Abstract
The Grenville orogenic belt along the southern margin of Laurentia records more than 300 m.y. of orogenic activity culminating in arc-continent and continent-continent collision ca. 1150–1120 Ma. Exposures in Texas provide a unique profile across the Grenville orogen from the orogen core to the cratonal margin. In the Llano uplift of central Texas, ca. 1360–1232 Ma upper amphibolite–lower granulite facies, polydeformed supracrustal and plutonic rocks represent the core of the collisional orogen. This exposure contains a suture between a 1326–1275 Ma exotic island-arc terrane and probable Laurentian crust and records A-type subduction.
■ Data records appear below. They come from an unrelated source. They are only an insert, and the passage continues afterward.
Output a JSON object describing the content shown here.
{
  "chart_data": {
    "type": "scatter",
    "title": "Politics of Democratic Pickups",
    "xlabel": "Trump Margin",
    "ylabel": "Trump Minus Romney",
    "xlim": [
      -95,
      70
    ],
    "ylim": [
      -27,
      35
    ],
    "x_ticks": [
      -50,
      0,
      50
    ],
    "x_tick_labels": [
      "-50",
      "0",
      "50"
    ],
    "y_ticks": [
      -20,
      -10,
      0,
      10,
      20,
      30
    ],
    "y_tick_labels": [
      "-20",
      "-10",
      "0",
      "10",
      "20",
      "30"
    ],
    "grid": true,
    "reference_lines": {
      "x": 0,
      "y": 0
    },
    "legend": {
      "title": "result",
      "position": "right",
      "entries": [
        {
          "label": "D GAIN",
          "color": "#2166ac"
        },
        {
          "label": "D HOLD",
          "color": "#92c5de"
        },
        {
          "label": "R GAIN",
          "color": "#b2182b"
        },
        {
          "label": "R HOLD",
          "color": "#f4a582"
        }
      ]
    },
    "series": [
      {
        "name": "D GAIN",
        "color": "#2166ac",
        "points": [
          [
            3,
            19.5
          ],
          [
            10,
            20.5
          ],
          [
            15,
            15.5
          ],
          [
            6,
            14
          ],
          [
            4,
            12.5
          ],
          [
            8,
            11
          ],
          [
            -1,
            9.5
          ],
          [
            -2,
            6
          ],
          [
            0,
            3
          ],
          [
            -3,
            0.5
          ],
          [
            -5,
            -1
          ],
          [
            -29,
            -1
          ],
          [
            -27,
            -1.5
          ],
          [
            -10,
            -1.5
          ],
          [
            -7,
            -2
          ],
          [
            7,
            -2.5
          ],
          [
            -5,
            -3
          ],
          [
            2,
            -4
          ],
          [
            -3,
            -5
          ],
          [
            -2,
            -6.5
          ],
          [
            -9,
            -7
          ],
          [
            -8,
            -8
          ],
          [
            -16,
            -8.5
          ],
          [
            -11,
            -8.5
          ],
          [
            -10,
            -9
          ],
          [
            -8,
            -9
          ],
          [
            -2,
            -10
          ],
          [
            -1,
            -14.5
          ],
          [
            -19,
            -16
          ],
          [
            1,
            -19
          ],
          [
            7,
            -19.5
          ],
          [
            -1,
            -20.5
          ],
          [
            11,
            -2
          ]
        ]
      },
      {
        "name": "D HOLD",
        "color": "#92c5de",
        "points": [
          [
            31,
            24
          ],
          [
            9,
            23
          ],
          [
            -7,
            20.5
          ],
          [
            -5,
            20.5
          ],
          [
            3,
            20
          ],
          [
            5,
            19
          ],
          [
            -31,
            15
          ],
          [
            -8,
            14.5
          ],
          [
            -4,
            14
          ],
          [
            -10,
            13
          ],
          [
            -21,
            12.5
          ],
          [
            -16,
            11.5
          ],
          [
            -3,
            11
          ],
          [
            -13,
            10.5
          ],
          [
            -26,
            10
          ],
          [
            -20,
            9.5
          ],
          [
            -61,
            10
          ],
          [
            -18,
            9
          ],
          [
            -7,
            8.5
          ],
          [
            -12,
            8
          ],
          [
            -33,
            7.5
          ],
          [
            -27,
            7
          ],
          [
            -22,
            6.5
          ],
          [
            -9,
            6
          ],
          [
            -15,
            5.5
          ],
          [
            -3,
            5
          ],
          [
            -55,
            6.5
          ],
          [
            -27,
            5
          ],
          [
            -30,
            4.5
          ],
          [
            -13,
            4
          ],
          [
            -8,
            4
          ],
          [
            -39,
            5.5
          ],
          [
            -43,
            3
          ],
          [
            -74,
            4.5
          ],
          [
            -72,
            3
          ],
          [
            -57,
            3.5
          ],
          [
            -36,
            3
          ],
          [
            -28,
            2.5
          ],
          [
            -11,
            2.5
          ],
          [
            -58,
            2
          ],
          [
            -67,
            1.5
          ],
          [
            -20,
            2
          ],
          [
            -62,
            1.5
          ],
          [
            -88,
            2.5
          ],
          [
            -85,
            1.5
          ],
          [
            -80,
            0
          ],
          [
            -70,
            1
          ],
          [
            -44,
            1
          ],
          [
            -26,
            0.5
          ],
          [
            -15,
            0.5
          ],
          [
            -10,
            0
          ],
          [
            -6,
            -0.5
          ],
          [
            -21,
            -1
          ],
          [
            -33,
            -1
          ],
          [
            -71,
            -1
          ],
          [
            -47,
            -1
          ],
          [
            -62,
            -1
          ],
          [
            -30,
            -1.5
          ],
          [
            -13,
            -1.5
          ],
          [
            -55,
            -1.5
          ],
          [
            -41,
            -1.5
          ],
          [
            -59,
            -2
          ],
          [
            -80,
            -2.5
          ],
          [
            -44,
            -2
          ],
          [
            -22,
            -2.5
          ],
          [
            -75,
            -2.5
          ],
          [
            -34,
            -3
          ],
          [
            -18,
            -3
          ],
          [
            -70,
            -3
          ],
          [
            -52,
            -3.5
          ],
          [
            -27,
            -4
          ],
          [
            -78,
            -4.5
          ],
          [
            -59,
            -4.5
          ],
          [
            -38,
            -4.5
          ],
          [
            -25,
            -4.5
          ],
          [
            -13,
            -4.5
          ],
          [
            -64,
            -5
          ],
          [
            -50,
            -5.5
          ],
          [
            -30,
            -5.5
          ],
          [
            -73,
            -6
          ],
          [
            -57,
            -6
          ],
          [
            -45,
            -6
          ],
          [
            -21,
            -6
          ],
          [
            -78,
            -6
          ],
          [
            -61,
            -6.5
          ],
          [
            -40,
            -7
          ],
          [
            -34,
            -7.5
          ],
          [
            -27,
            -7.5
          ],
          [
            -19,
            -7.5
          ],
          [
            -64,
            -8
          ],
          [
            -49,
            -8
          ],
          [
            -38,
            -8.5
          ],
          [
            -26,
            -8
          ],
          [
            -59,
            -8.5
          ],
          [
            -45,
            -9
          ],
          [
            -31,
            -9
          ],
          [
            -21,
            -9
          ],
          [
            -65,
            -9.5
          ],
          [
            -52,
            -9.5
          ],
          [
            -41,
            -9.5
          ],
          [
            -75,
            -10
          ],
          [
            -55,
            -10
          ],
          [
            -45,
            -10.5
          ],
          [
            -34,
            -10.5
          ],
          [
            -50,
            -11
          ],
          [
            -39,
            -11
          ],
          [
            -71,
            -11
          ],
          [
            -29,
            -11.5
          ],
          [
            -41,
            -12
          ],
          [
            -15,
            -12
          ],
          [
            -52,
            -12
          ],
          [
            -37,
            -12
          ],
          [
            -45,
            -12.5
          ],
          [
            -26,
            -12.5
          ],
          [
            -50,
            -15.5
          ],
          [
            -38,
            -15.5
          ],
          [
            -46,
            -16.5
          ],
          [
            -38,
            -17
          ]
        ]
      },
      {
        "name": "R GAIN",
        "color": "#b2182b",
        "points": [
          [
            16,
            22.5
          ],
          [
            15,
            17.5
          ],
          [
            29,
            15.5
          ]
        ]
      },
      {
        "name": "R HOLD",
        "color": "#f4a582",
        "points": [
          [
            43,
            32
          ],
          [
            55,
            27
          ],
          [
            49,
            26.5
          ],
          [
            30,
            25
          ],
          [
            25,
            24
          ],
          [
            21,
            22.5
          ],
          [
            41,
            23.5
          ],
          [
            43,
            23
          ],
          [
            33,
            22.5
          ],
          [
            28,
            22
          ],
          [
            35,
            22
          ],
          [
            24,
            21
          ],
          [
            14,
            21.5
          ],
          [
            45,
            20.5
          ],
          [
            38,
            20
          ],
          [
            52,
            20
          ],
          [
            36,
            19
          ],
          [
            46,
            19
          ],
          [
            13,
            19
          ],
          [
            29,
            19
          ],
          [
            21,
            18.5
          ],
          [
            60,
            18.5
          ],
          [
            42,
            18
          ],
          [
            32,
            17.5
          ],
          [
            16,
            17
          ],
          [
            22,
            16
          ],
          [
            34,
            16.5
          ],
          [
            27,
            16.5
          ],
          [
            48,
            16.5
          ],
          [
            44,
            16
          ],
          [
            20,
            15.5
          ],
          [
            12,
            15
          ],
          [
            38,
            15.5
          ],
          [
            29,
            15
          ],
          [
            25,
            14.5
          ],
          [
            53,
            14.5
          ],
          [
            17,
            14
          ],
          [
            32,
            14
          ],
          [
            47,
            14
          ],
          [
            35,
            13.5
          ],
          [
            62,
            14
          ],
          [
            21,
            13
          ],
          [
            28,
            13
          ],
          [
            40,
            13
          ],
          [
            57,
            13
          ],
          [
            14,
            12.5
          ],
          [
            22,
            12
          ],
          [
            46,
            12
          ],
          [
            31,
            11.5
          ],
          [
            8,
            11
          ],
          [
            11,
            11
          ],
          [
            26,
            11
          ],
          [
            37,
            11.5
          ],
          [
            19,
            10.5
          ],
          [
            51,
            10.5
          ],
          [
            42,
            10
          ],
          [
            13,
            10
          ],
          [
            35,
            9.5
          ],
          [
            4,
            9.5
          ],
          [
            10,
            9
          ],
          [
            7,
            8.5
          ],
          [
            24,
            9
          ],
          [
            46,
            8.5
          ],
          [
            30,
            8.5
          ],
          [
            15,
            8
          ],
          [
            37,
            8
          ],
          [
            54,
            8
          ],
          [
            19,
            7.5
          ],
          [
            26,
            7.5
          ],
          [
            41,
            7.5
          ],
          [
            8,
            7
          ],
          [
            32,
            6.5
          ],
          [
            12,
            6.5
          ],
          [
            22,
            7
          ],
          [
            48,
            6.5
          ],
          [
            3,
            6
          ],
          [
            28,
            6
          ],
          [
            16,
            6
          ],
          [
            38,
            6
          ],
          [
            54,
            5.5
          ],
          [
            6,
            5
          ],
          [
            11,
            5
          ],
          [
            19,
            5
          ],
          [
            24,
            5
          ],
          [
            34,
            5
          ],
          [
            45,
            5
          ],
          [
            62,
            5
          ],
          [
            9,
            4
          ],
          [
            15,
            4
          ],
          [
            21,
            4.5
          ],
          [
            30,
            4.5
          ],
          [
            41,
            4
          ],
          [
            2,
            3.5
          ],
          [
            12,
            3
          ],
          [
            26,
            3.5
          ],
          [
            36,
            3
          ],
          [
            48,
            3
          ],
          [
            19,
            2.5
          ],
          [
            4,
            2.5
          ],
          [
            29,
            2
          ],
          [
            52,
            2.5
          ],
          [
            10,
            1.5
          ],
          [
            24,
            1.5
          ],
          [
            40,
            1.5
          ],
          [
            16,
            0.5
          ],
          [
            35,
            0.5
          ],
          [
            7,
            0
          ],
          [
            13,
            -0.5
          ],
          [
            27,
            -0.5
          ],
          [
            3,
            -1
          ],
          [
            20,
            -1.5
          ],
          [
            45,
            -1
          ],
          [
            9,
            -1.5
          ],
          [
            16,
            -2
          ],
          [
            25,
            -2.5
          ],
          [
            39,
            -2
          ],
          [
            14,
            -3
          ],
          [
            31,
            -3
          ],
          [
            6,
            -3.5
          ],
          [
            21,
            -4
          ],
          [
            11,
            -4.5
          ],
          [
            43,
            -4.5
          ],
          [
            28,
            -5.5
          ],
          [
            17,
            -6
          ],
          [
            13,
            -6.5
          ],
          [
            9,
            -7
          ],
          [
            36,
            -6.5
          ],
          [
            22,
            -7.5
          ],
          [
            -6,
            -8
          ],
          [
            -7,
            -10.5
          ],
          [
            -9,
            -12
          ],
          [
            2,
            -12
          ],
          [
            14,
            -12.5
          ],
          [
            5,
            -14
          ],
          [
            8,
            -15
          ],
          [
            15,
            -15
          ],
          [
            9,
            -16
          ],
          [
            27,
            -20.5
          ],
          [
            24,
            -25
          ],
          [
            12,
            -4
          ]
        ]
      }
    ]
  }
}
In west Texas, 1380–1327 Ma amphibolite to greenschist facies, polydeformed supracrustal rocks are thrust over ca. 1250 Ma carbonate and volcanic rocks along the cratonal margin. The carbonate and volcanic rocks form a narrow thrust belt with post–1123 Ma synorogenic sedimentary rocks, which grade into undeformed sedimentary rocks northward on the Laurentian craton.
The Texas basement reveals a consistent but evolving tectonic setting for the southern margin of Laurentia during Mesoproterozoic time. This paper summarizes recent advances in our knowledge of the Texas basement and proposes plate models to explain the tectonic evolution of this margin during Mesoproterozoic time. The orogenic history is strikingly similar to that of the Canadian Grenville orogen and requires a colliding continent off the southern Laurentian margin during the assembly of Rodinia.